A better approach: structured error types
def normalize_error(code, detail):
return {
"ok": False,
"error": {
"code": code,
"detail": detail,
"retryable": code in {"timeout", "temporary_unavailable"},
},
}
print(normalize_error("missing_arg", "keyword is missing"))
print(normalize_error("timeout", "Upstream API did not respond within 3 seconds"))
Expected output:
{'ok': False, 'error': {'code': 'missing_arg', 'detail': 'keyword is missing', 'retryable': False}}
{'ok': False, 'error': {'code': 'timeout', 'detail': 'Upstream API did not respond within 3 seconds', 'retryable': True}}
The benefits of structured errors are:
- The scheduler knows whether it should retry
- Logging systems can count and analyze errors more easily
- The frontend can show clearer feedback
Which errors are suitable for retry?
Usually, the errors more suitable for retry are:
- timeout
- temporary unavailable
- transient network error
Errors that are not suitable for retry include:
- missing arguments
- insufficient permissions
- logical validation failures
What Are Timeout, Retry, and Idempotency Protecting Against?
Timeout: preventing the system from hanging forever
If a tool never returns, the entire Agent chain is blocked.
So timeout is fundamentally protecting:
- Latency
- Resource usage
Retry: preventing a temporary glitch from becoming a hard failure
If the upstream service occasionally stumbles, a reasonable retry strategy can significantly improve stability.

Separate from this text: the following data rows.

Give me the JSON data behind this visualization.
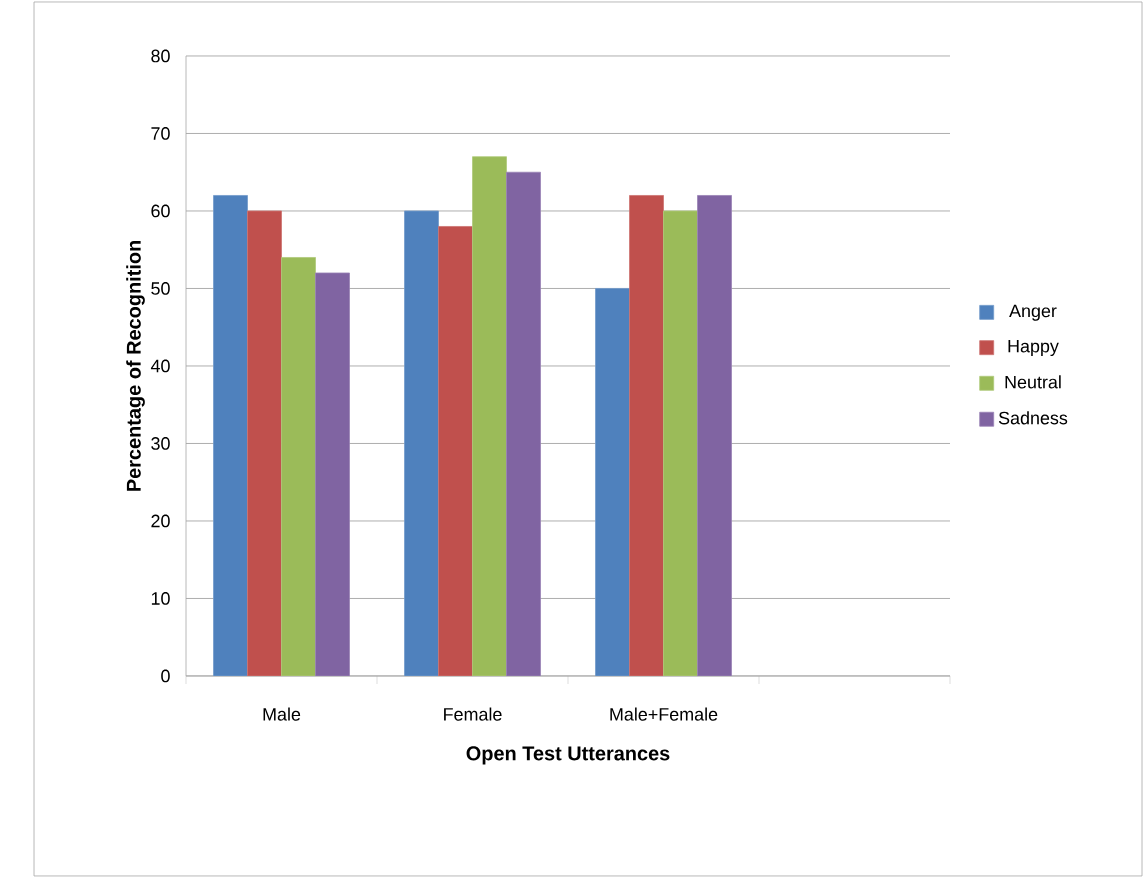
{
  "chart_data": {
    "type": "bar",
    "xlabel": "Open Test Utterances",
    "ylabel": "Percentage of Recognition",
    "categories": [
      "Male",
      "Female",
      "Male+Female",
      null
    ],
    "series": [
      {
        "name": "Anger",
        "color": "#4f81bd",
        "values": [
          62,
          60,
          50,
          null
        ]
      },
      {
        "name": "Happy",
        "color": "#c0504d",
        "values": [
          60,
          58,
          62,
          null
        ]
      },
      {
        "name": "Neutral",
        "color": "#9bbb59",
        "values": [
          54,
          67,
          60,
          null
        ]
      },
      {
        "name": "Sadness",
        "color": "#8064a2",
        "values": [
          52,
          65,
          62,
          null
        ]
      }
    ],
    "ylim": [
      0,
      80
    ],
    "yticks": [
      0,
      10,
      20,
      30,
      40,
      50,
      60,
      70,
      80
    ],
    "grid": "y",
    "legend": "right"
  }
}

But retries should also consider:
- Whether the error is temporary
- Whether the retry count is limited
Idempotency: preventing repeated execution from causing repeated side effects
For example:
- Double charging
- Sending duplicate emails
- Creating duplicate tickets
So write-type tools should pay special attention to:
- Whether repeated requests cause repeated side effects
Why Isn’t Auditing Something You “Add Later”?
Without auditing, it is hard to reconstruct what happened after something goes wrong
You should at least be able to answer:
- Who called which tool?
- What were the parameters at the time?
- Why did the system allow it to run?
- What was the final result?
A minimal audit record example
def audit_log(user_id, tool_name, arguments, result):
return {
"user_id": user_id,
"tool_name": tool_name,
"arguments": arguments,
"ok": result["ok"],
"error": result.get("error"),
}
result = run_tool("search_docs", {"keyword": "refund"}, "guest")
print(audit_log("u_001", "search_docs", {"keyword": "refund"}, result))
Expected output:
{'user_id': 'u_001', 'tool_name': 'search_docs', 'arguments': {'keyword': 'refund'}, 'ok': True, 'error': None}
Although simple, this already captures the core of auditing:
- Record the action
- Record the context
- Record the result
The Most Common Misconceptions
Misconception 1: Tool safety can wait until just before launch
No. Tool safety should be part of the design phase.
Misconception 2: Just retry every failure
Parameter errors and permission errors will only waste resources if retried.
Misconception 3: Read-only operations are completely risk-free
Many read operations may still involve:
- Privacy
- Unauthorized access
- Sensitive information leakage
Summary
The most important thing in this section is not memorizing a few error codes, but building a basic safety mindset for the tool layer:
Once an Agent has action capabilities, the tool executor must handle permissions, validation, timeouts, idempotency, and auditing with the same seriousness as a core backend service, rather than treating it as “just a function behind the model.”
The earlier you build this mindset, the more stable your code Agents, multi-tool workflows, and real production systems will be later.
Exercises
- Add a
send_emailtool to the example and think about how to define its risk level. - Why should “whether retries are allowed” be part of the error structure?
- Think about it: why might a tool that reads from a database still need permission control?
- If you wanted to add human confirmation for a high-risk tool, would you place the confirmation before or after the call? Why?